Untuk menyakinkan fluktuasi rupiah tetap terjaga, Bank Indonesia (BI) menerapkan beberapa kebijakan. Salah satunya makro prudential.

Agus menyampaikan, kebijakan pertama adalah BI akan mengeluarkan kebijakan moneter yang pruden dan konsisten untuk mengarahkan inflansi agar sesuai sasaran dan juga untuk menjaga agar transaksi berjalan, devisit semakin kecil.
Kedua, BI akan menyakinkan implementasi kebijakan pengelolaan hutang luar negeri yang harus dilakukan oleh badan usaha agar hati-hati. Karena menurut Agus, BI ingin menyakini badan usaha yang pinjam modal ke luar negeri tidak mempunyai resiko nilai tukar atau resiko likuaditas.
BI juga mengeluarkan kebijakan-kebijakan yang masuk dalam kategori makro prudential. Menurut Agus, kebijakan makro prudential adalah untuk menyikapi agar dalam kondisi dunia penuh ketidak pastian, Indonesia harus menjaga agar makro ekonomi stabil.
”Tetapi kita tidak ingin pertumbuhan kredit yang dipakai untuk membiayai usaha itu tertahan.

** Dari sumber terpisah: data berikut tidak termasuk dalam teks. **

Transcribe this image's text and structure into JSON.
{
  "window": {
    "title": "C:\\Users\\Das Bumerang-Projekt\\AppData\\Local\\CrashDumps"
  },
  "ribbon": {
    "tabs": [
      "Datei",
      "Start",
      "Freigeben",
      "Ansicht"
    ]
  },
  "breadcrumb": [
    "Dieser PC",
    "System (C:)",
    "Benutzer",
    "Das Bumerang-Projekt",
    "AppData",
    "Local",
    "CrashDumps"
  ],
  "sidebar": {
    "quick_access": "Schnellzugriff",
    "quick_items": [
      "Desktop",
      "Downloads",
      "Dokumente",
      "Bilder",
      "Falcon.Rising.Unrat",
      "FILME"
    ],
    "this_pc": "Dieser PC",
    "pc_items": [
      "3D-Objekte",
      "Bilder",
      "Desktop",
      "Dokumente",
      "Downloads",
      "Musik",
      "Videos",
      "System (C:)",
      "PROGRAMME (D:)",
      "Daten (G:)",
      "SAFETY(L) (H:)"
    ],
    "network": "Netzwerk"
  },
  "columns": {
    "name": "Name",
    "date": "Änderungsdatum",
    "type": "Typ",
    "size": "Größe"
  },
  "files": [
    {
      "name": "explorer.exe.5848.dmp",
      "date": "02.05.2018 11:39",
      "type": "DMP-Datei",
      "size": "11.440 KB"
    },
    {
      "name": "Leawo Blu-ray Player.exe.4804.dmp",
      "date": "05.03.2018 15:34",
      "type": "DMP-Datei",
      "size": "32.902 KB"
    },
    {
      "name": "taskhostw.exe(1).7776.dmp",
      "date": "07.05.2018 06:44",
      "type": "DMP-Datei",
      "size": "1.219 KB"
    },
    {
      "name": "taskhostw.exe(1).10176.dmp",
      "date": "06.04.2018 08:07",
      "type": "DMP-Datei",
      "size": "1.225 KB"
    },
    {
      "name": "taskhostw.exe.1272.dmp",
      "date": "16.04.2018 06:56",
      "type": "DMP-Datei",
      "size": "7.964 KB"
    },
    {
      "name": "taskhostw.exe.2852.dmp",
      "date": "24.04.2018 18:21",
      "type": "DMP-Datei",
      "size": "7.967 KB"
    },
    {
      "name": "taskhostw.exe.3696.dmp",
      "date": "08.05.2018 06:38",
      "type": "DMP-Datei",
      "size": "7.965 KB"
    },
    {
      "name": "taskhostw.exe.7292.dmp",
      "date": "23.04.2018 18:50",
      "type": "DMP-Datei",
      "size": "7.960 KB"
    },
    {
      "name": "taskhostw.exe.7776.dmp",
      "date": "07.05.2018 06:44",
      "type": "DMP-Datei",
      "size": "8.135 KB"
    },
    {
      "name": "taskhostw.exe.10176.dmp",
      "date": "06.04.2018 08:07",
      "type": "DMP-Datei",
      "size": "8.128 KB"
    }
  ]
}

Oleh karena itu, BI mengeluarkan kebijakan makro prudential, misalnya dengan melonggarkan loan to value (LTV) untuk pinjaman rumah atau kendaraan,” kata Agus, dalam diskusi ekonomi di Jakarta, pada Selasa malam (25/8).
Kebijakan tersebut juga diyakini pembiayaan untuk UMKM bisa agresif dan bagi bank yang menjaga kredit bermasalahnya di bawah 5 persen, akan memperoleh intensif dalam bentuk giro wajib minimum yang lebih longgar.
BI, lanjut Agus, akan terus melakukan stabilitas di pasar valas agar nilai tukar dapat terkontrol dan cadangan devisi juga cukup untuk menjaga kesehatan ekonomi Indonesia. ”BI juga mengeluarkan kebijakan untuk pengelolaan pasar keuangan. Agar pasar uang dalam negeri menjadi lebih tebal sehingga kalau ada transaksi kecil tidak kemudian membuat keketatan,” ujarnya.
Untuk menyakinkan stabilitas sistem keuangan Indonesia terus terjaga, BI juga melakukan koordinasi dengan pemerintah, Otoritas Jasa Keuangan (OJK) dan Lembaga Penjamin Simpanan (LPS).